Dynamic Mountain-Climber Plank
Strengthen your core & get your heart pumping! This dynamic plank variation adds cardio to your ab workout for a full-body burn.

Muscle Groups
Primary
Secondary
Instructions
1. Start in a plank position with your hands firmly placed on the ground, directly under your shoulders and your legs fully extended behind you. Keep your body in a straight line from head to heels, engaging your core muscles.
2. Without lifting your hips too high, draw your right knee towards your chest as far as you can.
3. Extend your right leg back to the starting plank position while simultaneously drawing your left knee towards your chest.

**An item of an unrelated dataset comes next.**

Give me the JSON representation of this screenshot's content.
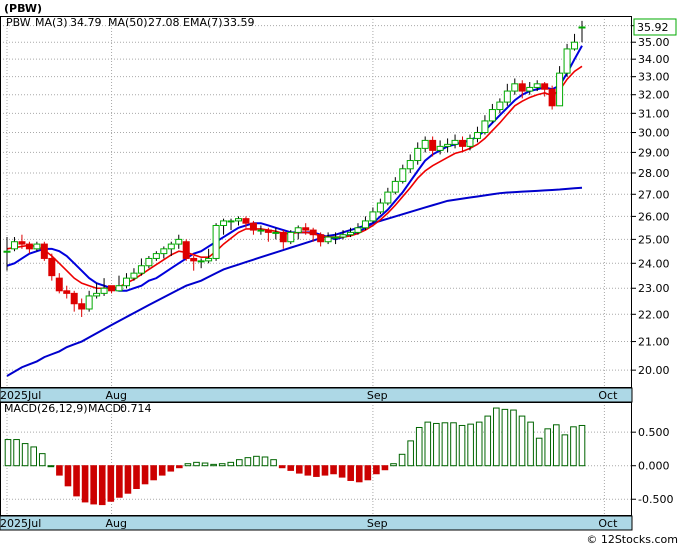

4. Continue to alternate legs at a brisk pace, maintaining a strong core and a flat back throughout the movement. Your shoulders should remain over your hands, and be careful not to let your hips bounce up and down excessively.
5. For an added dynamic plank challenge, instead of returning to the starting plank position after each knee drive, you can enter a brief side plank. This involves turning your body to one side, extending the corresponding arm towards the ceiling, and stacking your feet or placing one foot in front of the other for stability. Repeat on the other side after each knee drive.
6. Perform the exercises for a set duration (e.g., 30 seconds to 1 minute) or a certain number of repetitions (e.g., 10-15 per leg), depending on your fitness level and training goals.
Note: The images provided are static and do not fully convey the dynamic nature of the mountain climber or dynamic plank. They do illustrate the plank position and muscles involved, but the actual exercise involves moving the legs in a running or climbing motion while maintaining the plank position.